Yang tak disangka selanjutnya justru pertemuan dengan
perempuan itu. Headset di leher, topi putih, jaket dan celana jeans,
kaos polos, rambut sebahu dan senyum yang mengembang serta suara renyahnya.
Kami kaget saat makan malah disapa olehnya. Dia adalah TKI yang bekerja di
Tainan dan sedang bermain di Kaohsiung, seperti kami. Dia bertanya dari mana
asal kami, apa yang kami lakukan di Taiwan, berapa lama di Taiwan, sudah
mencoba apa saja, dan hal-hal lain yang terus mengalir laksana kawan yang sudah
lama tak bertemu. Padahal itu adalah pertemuan pertama kami. Di akhir
percakapan, kami bertukar kontak dan dia menawarkan untuk berkunjung ke rumah
tempatnya bekerja pada esok Minggu dan bertemu teman-temannya. Perpisahan kami
ditutup dengan oleh-oleh susu bendera sachet untuk masing-masing kami
berdua (sepertia dia sadar sedari tadi kami melirik barang itu tapi karena
harganya tidak manusiawi akhirnya tidak kami beli). Setelah makan kami lalu
kembali melanjutkan perjalanan menjemput rombongan yang tadi bersama ke Kaohsiung
untuk kembali ke Tainan.
Keesokan hari kami melihat cuaca di sekitar asrama
mahasiswa amat kelabu. Ada desas desus badai akan melanda. Kabarnya, jika badai
melanda maka dapat bertahan hingga beberapa hari. Aku ingat betul dengan
undangan kemarin tapi di sisi lain ragu untuk keluar. Alhamdulillah,
dalam beberapa jam matahari menampakkan wujudnya pertanda badai batal datang.
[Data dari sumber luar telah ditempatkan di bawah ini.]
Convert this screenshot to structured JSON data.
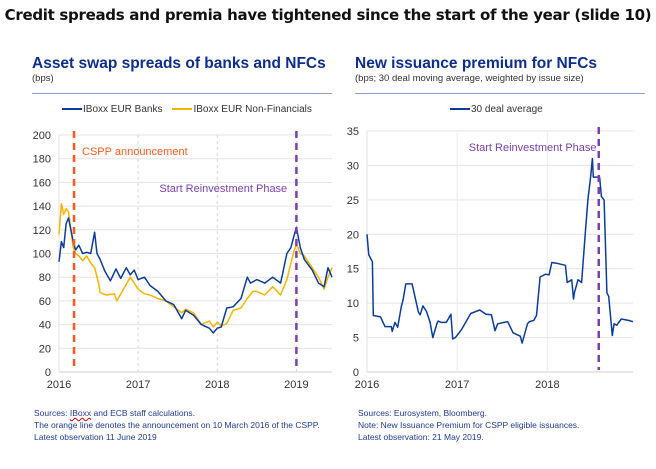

Lagi-lagi aku dan Prad memulai petualangan kedua kami. Kali ini di kota kami
berada, Tainan. Ransel dan gawai telah dipersiapkan sejak semalam.
Kami disarankan untuk naik taksi dari asrama karena tidak
ada moda transportasi lainnya untuk menuju ke rumah mbak Inggrit. Kami sempat
berpikir untuk nekat jalan kaki tapi melihat cuaca yang cukup buruk lalu
mengiyakan saran tersebut. Selama di dalam taksi kami hanya bisa gigit jari
sambil berhitung kemungkinan terburuk nominal yang terpampang di layar
argometer. Hari-hari hanya makan buah potong untuk makan pagi dan malam pun
terbayang, tapi tak apa karena kami yakin bisa melewatinya.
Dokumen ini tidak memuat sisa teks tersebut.